As I wrote in a previous post (Vintage Rot, 29th July 2014), dead wood is incredibly valuable for biodiversity. In the Victorian period, stumperies proved popular and were inspired by the Romantic Movement’s extolling of the natural, a reaction against classical forms. We find echoes of these “Victorian horticultural oddities” in the modern logpile, created to invite into our gardens those critters we drive away with our tidiness. The stumpery at Ickworth is divided into two parts which, taken as a whole, constitute one of the biggest in the country. There is evidence of a 19th century stumpery at Ickworth, but the Eastern and Western Stumperies visitors experience these days were created in the late 20th and early 21st centuries: the Eastern Stumpery was developed in the 1980s and the Western extension began in 2012.
The focus of the stumpery is, of course, the deadwood: the stubs are chiefly oak, sweet chestnut and yew. But the planting which surrounds these gnarls of lignin and stellate root remains are of intrigue too. The first plant to leap to mind as suitable is the fern, partly for its love of shade but also because it was the subject of a Victorian obsession. There are over 60 types here, including the Tree Fern – I think of these as elevated ferns, a fern on its own pedestal.
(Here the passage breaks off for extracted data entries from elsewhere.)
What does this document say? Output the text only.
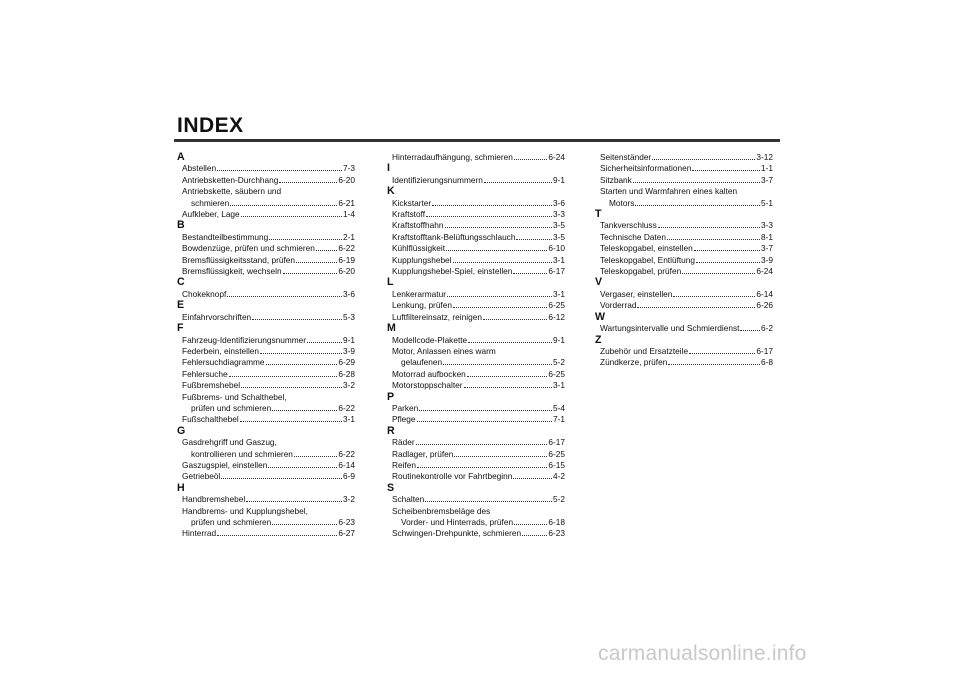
INDEX
A
Abstellen	7-3
Antriebsketten-Durchhang	6-20
Antriebskette, säubern und
schmieren	6-21
Aufkleber, Lage	1-4
B
Bestandteilbestimmung	2-1
Bowdenzüge, prüfen und schmieren	6-22
Bremsflüssigkeitsstand, prüfen	6-19
Bremsflüssigkeit, wechseln	6-20
C
Chokeknopf	3-6
E
Einfahrvorschriften	5-3
F
Fahrzeug-Identifizierungsnummer	9-1
Federbein, einstellen	3-9
Fehlersuchdiagramme	6-29
Fehlersuche	6-28
Fußbremshebel	3-2
Fußbrems- und Schalthebel,
prüfen und schmieren	6-22
Fußschalthebel	3-1
G
Gasdrehgriff und Gaszug,
kontrollieren und schmieren	6-22
Gaszugspiel, einstellen	6-14
Getriebeöl	6-9
H
Handbremshebel	3-2
Handbrems- und Kupplungshebel,
prüfen und schmieren	6-23
Hinterrad	6-27
Hinterradaufhängung, schmieren	6-24
I
Identifizierungsnummern	9-1
K
Kickstarter	3-6
Kraftstoff	3-3
Kraftstoffhahn	3-5
Kraftstofftank-Belüftungsschlauch	3-5
Kühlflüssigkeit	6-10
Kupplungshebel	3-1
Kupplungshebel-Spiel, einstellen	6-17
L
Lenkerarmatur	3-1
Lenkung, prüfen	6-25
Luftfiltereinsatz, reinigen	6-12
M
Modellcode-Plakette	9-1
Motor, Anlassen eines warm
gelaufenen	5-2
Motorrad aufbocken	6-25
Motorstoppschalter	3-1
P
Parken	5-4
Pflege	7-1
R
Räder	6-17
Radlager, prüfen	6-25
Reifen	6-15
Routinekontrolle vor Fahrtbeginn	4-2
S
Schalten	5-2
Scheibenbremsbeläge des
Vorder- und Hinterrads, prüfen	6-18
Schwingen-Drehpunkte, schmieren	6-23
Seitenständer	3-12
Sicherheitsinformationen	1-1
Sitzbank	3-7
Starten und Warmfahren eines kalten
Motors	5-1
T
Tankverschluss	3-3
Technische Daten	8-1
Teleskopgabel, einstellen	3-7
Teleskopgabel, Entlüftung	3-9
Teleskopgabel, prüfen	6-24
V
Vergaser, einstellen	6-14
Vorderrad	6-26
W
Wartungsintervalle und Schmierdienst	6-2
Z
Zubehör und Ersatzteile	6-17
Zündkerze, prüfen	6-8
carmanualsonline.info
Thalictrum sits alongside the ferns, its foliage resembling the Maidenhair Fern Adiantum capillus-veneris, though it is actually a member of the Buttercup family.
Variegated Cherry Laurel
Several types of Box were grown, including the polychromatic Buxus sempervirens ‘Silver Beauty’. I hadn’t realised there was such a thing as a variegated Box, nor a bicoloured Cherry Laurel which surprised me as I wandered around the Eastern Stumpery. Variegation is a good thing for shady gardens as they lighten what might otherwise become an oppressive gloom. Asarum europaeum is also valuable as it has lustrous foliage that are good at catching and reflecting what little light there is in the shadows.
In flower were Periwinkle (Vinca minor) and white Dame’s Violet (Hesperis matronalis), in one place trained through a trellis-like tangle of dead branches. Welsh Poppies (Meconopsis cambrica) dotted their way through sunny dapples, and created a colourful contrast to the grey of the basalt columns that were a mini feature – these distinctive hexagonal rocks were from the Giant’s Causeway and given to the estate in the 19th century by a naval officer.
The Western Stumpery indulged the ethereal aspect of Victorian attentions, creating a “mysterical” atmosphere where you might encounter dragons or fairies. A dragon slumbers there, so be careful you don’t step on its tail.. or something. Aw, c’mon, get into the spirit of things!
Look out! This dragon sleeps with one eye open..
The pocked and contorted bark of Quercus ilex, the Holm Oak, lends itself well to the eldritch atmosphere, and if that’s not enough to send you running to the cafe for tea and scone of the month (lemon and stem ginger – yum) then perhaps the rain might. Time to exit the Stumpery, and wish more gardens had one.